In other words, if this was a last minute exit strategy hashed out by the co-founder, it really will have minimal consequences, since there are no major legislators holding these exchanges accountable. It’s like trying to find the Nigerian Prince your grandma keeps sending money to.

Despite the tasteless nature of accusing someone of faking their own death, these theories may hold some ground. Quadriga had been facing serious withdrawal issues since last October. This led to legal battles with CIBC which were supposedly funded out of Cotten’s own pocket. Moreover, the tweets leading up to the scandal continued to portray the company in control of the situation, keeping their clientele intentionally in the dark while they continued to accept their deposits. Additionally, the fact that there was only 1 private key for an exchange worth millions of dollars is frankly unbelievable. Most industry leading exchanges will employ a multi-signature wallet that requires multiple parties to access the funds in case of emergencies.

KrakenFX, a major cryptocurrency exchange that functions both in the United States and Canada has publicly announced that they are able to track thousands of wallet addresses belonging to QuadrigaCoinEx. Ultimately, the open source nature of cryptocurrency makes it easily traceable, thus allowing for funds associated with larger parties like Quadriga to be tracked using analytics software. KrakenFX has promised to publish a detailed report of their findings and urge the RCMP to take action against Quadriga.

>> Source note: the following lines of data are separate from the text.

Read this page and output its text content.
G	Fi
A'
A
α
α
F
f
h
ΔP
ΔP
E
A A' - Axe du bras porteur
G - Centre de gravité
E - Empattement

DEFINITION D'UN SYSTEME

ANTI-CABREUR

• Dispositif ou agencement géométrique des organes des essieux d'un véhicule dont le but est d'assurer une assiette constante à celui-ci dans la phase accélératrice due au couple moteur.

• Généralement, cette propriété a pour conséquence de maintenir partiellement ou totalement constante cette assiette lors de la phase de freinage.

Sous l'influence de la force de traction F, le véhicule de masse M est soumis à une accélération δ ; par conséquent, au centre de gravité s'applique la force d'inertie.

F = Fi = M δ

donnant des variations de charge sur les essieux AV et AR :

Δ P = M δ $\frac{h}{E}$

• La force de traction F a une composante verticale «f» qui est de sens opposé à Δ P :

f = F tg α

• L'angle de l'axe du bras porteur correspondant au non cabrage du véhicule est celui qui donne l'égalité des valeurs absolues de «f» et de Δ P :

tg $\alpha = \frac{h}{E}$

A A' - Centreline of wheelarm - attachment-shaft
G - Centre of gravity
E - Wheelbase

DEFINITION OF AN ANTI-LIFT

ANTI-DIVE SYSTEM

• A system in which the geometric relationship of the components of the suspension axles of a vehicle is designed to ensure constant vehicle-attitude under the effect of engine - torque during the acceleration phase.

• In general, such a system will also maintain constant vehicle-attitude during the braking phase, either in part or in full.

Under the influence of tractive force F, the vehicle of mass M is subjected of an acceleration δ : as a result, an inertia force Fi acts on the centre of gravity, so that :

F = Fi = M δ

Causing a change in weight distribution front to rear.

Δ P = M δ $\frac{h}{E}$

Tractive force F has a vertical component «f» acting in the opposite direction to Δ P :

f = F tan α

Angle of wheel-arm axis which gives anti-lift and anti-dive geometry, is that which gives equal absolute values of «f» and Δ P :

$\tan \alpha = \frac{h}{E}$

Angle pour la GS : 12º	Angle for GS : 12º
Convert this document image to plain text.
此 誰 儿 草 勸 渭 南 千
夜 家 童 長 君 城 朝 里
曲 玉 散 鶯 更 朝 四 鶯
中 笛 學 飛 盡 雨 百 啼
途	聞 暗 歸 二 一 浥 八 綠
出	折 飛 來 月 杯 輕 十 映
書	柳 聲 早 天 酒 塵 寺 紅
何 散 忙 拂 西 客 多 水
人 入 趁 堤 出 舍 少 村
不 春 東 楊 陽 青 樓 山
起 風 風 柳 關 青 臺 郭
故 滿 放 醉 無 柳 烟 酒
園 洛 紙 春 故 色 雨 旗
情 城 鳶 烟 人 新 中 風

Many believe that these revelations have exposed the cryptocurrency world for what it truly is; a fad and nothing more. However, those who understand the inner workings of this technology can see its transformational capacity. If anything, the fall of Quadriga reveals the desperate need for regulations in the Canadian cryptocurrency markets. Hopefully, through that, no other exchange will be able to pull off a ruse like this in the future.